Now I see that Jane Austen, when she revised her ending of Persuasion as she did, managed to wink at Wentworth’s noble action in choosing to marry a woman who could be going blind, with “much ado”!

I.e., just read these word of love which Beatrice speaks to Benedick just after she gets to see a letter he has written to her which declares his undying love (sound familiar?), and right before he stops her mouth with a kiss:

“I would not deny you; but, by this good day, I YIELD UPON GREAT PERSUASION; and partly to save your life, for I was told you were in a consumption.

There you have, in a witty joking epigram, the very sentiment I ascribed to Wentworth—he observed (and was reminded by the Crofts) that Anne’s vision was being consumed by disease, and he loved her so much that he married her with his eyes wide open as to her “consumption”—what extra beauty this adds to their love story!

And it’s not just a parallel of idea---those of you who know Persuasion well will recognize immediately how Jane Austen unmistakedly echoed Beatrice’s debriefing words in the following, less sparkling, more staid, romantic debriefing between Anne and Wentworth:

"You should have distinguished," replied Anne. "You should not have suspected me now; the case is so different, and my age is so different. If I was wrong IN YIELDING TO PERSUASION once, remember that it was TO PERSUASION exerted on the side of safety, not of risk. When I YIELDED, I thought it was to duty, but no duty could be called in aid here. In marrying a man indifferent to me, all risk would have been incurred, and all duty violated."
"Perhaps I ought to have reasoned thus," he replied, "but I could not. I could not derive benefit from the late knowledge I had acquired of your character. I could not bring it into play; it was overwhelmed, buried, lost in those earlier feelings which I had been smarting under year after year. I could think of you only as one who had YIELDED, who had given me up, who had been influenced by any one rather than by me. I saw you with the very person who had guided you in that year of misery. I had no reason to believe her of less authority now.
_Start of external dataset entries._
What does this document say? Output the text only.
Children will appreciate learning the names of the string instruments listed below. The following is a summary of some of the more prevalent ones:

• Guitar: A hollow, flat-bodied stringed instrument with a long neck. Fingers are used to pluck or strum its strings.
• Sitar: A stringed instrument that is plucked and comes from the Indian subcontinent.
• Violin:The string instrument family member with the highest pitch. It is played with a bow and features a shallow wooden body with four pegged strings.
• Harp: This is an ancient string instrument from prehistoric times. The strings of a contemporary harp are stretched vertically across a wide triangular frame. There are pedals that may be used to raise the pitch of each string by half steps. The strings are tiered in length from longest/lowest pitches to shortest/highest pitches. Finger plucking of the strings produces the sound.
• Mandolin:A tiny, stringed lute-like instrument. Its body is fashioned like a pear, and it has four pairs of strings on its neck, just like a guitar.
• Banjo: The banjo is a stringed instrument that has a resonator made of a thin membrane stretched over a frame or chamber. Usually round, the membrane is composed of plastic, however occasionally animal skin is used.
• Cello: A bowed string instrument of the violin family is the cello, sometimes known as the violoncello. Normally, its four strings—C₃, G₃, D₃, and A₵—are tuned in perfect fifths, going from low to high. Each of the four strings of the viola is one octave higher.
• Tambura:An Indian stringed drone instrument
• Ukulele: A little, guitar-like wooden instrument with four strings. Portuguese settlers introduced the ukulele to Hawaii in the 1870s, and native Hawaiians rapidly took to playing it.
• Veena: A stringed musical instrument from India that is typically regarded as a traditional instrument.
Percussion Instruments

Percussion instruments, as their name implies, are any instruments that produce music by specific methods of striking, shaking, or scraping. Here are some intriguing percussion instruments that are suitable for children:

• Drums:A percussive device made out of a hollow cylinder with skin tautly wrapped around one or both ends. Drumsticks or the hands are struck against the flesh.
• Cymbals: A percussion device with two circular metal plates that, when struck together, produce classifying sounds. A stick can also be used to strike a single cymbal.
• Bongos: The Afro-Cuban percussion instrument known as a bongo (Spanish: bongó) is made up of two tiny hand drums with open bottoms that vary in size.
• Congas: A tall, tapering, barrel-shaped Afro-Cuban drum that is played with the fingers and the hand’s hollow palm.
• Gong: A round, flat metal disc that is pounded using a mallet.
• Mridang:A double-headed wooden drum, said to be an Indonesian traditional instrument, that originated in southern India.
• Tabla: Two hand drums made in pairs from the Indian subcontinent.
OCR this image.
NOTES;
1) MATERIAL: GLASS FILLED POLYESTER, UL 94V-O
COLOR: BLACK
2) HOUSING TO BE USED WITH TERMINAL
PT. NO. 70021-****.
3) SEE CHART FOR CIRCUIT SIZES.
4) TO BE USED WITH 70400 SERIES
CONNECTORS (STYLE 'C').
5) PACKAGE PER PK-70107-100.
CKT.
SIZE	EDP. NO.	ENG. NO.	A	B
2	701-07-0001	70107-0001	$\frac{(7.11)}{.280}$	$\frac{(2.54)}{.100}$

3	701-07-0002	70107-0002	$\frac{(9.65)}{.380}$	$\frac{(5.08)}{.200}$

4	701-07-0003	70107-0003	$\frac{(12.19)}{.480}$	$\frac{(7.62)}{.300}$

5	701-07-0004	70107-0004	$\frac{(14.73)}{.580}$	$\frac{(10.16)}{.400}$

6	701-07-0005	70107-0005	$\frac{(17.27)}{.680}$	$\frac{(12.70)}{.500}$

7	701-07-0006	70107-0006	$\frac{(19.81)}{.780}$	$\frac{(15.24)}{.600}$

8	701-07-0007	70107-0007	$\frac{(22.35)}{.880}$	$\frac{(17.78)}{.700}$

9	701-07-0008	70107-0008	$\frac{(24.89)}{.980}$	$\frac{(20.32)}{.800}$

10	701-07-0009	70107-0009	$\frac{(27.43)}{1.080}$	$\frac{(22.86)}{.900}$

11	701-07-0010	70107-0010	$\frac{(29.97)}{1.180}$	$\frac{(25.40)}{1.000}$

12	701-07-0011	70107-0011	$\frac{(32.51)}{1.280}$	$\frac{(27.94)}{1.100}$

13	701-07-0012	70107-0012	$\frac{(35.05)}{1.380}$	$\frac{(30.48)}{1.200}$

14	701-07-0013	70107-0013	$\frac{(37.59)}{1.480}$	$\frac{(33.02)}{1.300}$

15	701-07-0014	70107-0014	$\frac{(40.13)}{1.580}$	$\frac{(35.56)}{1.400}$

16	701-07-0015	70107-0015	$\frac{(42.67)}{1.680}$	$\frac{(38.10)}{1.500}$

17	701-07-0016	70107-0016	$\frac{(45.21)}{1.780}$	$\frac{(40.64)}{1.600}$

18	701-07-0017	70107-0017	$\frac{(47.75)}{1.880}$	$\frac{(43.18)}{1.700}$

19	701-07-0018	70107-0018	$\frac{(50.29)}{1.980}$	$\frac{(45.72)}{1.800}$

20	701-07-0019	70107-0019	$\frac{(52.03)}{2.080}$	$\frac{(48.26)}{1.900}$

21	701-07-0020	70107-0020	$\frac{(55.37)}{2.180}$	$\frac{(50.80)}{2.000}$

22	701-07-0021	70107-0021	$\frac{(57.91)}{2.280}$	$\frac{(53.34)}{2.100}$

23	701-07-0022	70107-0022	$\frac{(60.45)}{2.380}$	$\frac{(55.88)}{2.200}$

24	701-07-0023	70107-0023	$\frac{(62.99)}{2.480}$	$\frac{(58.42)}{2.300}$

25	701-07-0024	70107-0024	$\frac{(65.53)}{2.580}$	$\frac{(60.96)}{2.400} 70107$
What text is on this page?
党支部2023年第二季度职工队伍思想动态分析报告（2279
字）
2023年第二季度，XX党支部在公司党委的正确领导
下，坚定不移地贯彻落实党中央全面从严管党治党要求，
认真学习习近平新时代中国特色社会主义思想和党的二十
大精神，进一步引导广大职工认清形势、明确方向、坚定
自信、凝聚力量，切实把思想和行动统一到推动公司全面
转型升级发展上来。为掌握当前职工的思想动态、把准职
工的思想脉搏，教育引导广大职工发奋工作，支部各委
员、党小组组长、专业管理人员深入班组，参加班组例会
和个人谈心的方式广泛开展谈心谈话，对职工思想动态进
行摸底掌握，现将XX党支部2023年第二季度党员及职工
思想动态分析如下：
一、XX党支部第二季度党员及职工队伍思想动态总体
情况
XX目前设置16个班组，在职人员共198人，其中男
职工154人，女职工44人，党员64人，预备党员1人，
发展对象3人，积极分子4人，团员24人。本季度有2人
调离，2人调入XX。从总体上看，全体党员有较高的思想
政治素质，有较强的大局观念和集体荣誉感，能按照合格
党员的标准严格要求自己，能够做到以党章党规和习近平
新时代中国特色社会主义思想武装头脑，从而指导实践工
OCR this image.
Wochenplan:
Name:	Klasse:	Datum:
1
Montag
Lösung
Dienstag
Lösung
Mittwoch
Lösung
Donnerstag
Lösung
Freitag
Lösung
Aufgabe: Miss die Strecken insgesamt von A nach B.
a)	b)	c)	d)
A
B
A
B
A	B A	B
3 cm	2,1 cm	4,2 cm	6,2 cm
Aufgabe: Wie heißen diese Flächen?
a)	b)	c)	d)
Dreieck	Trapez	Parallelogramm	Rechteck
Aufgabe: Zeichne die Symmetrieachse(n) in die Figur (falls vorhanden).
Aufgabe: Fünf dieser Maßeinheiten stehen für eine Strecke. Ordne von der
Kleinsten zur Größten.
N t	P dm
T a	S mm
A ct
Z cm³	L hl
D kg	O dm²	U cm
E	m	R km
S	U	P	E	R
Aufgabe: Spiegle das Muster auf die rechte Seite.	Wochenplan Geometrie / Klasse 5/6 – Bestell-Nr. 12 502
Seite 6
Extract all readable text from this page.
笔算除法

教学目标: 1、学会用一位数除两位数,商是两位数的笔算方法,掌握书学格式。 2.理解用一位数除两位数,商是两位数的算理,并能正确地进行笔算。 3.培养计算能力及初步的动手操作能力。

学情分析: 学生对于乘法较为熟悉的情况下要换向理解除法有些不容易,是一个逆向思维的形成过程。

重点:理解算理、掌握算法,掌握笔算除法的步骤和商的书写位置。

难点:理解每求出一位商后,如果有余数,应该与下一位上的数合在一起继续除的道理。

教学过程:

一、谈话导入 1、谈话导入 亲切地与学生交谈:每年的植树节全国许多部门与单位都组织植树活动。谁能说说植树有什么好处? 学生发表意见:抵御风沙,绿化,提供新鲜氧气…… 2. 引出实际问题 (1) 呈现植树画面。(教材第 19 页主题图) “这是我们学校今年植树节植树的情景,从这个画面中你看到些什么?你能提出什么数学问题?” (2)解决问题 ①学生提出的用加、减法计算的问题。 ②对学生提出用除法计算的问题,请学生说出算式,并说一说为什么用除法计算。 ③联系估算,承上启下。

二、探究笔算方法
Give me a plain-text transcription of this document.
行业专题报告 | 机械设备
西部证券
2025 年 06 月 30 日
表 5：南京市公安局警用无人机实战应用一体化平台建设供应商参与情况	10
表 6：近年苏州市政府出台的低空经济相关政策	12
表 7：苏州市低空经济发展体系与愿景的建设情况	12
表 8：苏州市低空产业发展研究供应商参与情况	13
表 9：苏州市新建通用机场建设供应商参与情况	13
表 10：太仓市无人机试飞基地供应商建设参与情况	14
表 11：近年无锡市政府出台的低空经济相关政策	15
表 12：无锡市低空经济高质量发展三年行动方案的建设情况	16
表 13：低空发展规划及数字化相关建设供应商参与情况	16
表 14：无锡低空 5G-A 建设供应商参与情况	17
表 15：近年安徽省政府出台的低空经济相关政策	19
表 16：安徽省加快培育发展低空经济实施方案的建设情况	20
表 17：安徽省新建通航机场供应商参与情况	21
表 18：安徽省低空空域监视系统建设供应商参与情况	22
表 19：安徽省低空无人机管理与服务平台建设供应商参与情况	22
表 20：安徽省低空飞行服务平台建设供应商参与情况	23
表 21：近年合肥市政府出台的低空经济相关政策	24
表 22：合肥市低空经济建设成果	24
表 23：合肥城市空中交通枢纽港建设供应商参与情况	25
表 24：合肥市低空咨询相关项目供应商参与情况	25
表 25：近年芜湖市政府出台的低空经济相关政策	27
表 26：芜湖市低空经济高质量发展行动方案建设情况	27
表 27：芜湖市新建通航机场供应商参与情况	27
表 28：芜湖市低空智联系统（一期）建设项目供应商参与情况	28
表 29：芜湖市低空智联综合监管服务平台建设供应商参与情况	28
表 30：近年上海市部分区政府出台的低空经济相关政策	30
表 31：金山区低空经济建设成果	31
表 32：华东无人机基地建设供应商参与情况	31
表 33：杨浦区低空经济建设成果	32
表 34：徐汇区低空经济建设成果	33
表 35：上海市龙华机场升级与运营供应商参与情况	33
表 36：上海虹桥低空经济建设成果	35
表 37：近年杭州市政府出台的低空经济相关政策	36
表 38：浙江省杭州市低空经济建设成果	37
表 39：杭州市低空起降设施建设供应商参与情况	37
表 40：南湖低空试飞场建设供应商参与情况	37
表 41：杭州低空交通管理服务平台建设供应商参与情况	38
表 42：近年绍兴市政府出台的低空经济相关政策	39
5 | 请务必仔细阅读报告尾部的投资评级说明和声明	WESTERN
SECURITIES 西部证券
The force of habit was to be added."

Cheers, ARNIE
@JaneAustenCode on Twitter  

P.S.: When I checked to see if any prior scholars had written other than in passing about the allusion to Much Ado in Persuasion, I found the following blog post from 2  ½ years ago…


….which was captioned “Move Over Jane Austen, William Shakespeare's Written His Own 'Persuasion' “ but which, despite the promise of that title, did not reach the point of recognizing that it was not merely the case that Shakespeare had, in Much Ado, written a play which was all about “persuasion”-as to which the blogger does an excellent job summarizing the evidence for same---but that Jane Austen had not only  recognized the “persuasion” subtext of Much Ado, she had taken that ten steps further by covertly patterned her own Persuasion after his!